Ze hielden elkaar zeker een minuut stevig vast. Toen Marianne haar ten slotte losliet, zag ze een traan in de rechterooghoek van haar vriendin.

‘Het is andersom, Dag. Door jou heb ik het verschil tussen goed en fout weer ingezien. Ik moet jou bedanken.’

Voordat Dagmar de kans kreeg om over deze woorden na te denken, maakte Marianne een wegwerpgebaar. Haar serieuze houding maakte weer plaats voor een air waarin speelsheid en zorgeloosheid zo’n prominente rol vervulden.

‘Moet je mij nou horen bazelen. Ik lijk wel een alcoholist met het IQ van Bonnie St. Claire.’ Ze wierp een snelle blik op haar horloge en keek Dagmar verontschuldigend aan.

‘Sorry, meid. Ik moet ervandoor. Het is een gekkenhuis op de zaak.’

Ze omarmden elkaar nogmaals. Toen Marianne naar de uitgang liep, zwaaide Dagmar en articuleerde sterk het woord ‘bedankt’.

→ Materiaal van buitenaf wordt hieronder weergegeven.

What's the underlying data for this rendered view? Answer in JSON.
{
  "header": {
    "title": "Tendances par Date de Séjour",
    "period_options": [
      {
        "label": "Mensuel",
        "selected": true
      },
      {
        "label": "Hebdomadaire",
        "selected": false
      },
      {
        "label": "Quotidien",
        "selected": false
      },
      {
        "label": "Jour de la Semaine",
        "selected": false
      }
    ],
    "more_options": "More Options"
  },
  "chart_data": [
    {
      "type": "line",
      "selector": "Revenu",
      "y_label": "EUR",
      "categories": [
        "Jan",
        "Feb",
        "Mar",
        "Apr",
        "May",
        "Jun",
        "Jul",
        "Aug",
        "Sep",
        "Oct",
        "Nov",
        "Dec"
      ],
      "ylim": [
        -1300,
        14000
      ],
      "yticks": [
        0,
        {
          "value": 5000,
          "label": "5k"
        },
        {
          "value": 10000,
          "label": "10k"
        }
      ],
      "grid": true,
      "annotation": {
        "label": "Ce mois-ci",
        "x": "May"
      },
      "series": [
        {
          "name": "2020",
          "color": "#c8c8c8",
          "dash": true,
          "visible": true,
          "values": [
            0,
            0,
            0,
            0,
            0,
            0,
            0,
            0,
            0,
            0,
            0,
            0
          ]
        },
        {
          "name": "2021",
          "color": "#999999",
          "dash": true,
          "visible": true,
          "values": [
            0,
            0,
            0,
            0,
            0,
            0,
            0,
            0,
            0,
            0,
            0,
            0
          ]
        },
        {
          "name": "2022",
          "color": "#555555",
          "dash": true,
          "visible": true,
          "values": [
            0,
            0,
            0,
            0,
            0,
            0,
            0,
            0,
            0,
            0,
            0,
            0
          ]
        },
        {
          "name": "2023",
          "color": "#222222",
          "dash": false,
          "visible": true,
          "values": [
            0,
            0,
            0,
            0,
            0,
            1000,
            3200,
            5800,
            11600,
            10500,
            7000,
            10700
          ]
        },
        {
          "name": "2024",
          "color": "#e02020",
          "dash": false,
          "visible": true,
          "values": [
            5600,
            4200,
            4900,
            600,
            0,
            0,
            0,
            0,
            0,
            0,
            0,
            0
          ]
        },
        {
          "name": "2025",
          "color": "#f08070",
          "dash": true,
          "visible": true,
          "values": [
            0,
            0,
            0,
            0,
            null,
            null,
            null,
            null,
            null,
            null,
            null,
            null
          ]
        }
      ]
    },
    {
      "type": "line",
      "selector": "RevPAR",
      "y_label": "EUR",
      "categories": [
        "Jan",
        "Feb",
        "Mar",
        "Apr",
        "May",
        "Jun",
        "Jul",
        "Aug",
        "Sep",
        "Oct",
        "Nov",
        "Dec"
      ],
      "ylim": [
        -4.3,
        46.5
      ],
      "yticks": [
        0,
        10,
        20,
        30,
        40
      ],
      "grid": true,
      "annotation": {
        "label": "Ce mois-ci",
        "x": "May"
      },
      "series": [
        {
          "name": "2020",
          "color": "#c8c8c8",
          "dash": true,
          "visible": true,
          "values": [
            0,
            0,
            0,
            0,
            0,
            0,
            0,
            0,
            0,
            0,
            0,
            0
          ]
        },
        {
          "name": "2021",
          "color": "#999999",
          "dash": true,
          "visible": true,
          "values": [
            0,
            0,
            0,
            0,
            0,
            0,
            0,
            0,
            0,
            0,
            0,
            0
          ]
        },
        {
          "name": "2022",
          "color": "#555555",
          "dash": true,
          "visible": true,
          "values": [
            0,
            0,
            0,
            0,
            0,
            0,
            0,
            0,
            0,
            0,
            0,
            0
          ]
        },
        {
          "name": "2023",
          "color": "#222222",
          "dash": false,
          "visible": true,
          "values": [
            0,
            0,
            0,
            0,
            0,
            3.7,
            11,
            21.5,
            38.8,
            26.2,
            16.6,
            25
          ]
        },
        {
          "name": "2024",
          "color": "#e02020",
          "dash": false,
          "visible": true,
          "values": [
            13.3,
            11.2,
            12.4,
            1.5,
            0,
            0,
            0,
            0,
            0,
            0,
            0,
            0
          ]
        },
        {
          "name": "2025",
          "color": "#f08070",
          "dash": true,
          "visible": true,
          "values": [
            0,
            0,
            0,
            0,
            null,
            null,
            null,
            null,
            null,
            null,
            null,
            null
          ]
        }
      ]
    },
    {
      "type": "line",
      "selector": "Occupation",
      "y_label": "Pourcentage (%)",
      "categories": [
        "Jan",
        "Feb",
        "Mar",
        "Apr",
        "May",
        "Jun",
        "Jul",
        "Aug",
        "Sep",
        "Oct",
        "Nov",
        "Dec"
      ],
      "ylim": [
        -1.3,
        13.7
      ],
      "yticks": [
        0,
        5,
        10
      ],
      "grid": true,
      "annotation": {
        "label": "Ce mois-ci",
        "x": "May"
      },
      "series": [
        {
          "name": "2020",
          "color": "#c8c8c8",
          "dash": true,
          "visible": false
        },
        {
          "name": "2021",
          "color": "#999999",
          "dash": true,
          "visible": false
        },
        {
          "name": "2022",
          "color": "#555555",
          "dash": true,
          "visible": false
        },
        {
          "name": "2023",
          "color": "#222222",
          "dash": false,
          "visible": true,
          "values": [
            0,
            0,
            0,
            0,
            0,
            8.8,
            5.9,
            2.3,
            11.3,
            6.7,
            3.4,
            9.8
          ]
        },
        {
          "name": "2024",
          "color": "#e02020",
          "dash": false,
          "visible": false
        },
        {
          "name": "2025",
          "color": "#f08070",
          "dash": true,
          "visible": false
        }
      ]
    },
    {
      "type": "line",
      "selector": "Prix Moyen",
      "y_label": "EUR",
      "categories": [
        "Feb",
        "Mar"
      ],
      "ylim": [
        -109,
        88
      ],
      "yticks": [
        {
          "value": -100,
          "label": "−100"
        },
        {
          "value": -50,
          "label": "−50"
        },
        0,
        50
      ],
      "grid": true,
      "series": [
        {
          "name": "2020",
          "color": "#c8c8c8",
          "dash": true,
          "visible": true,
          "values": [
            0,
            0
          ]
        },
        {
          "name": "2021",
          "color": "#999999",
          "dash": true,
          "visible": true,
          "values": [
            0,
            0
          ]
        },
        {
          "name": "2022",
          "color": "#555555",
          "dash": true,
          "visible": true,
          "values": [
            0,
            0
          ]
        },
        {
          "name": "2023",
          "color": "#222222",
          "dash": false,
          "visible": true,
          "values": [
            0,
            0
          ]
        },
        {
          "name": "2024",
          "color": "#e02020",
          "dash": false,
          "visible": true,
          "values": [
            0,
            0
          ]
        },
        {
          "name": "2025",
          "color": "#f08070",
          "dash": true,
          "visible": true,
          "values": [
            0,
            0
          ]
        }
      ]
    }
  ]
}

Het daaropvolgende kwartier bleef ze op dezelfde plek staan. Als er een clubje passagiers zich in haar omgeving ophield, deed ze een stapje zijwaarts om maar niet uit het eventuele zicht te verdwijnen van een man die op het laatste moment de aankomsthal kwam binnenstormen.

Het was vergeefse moeite.

Orlando Pons kwam niet opdagen.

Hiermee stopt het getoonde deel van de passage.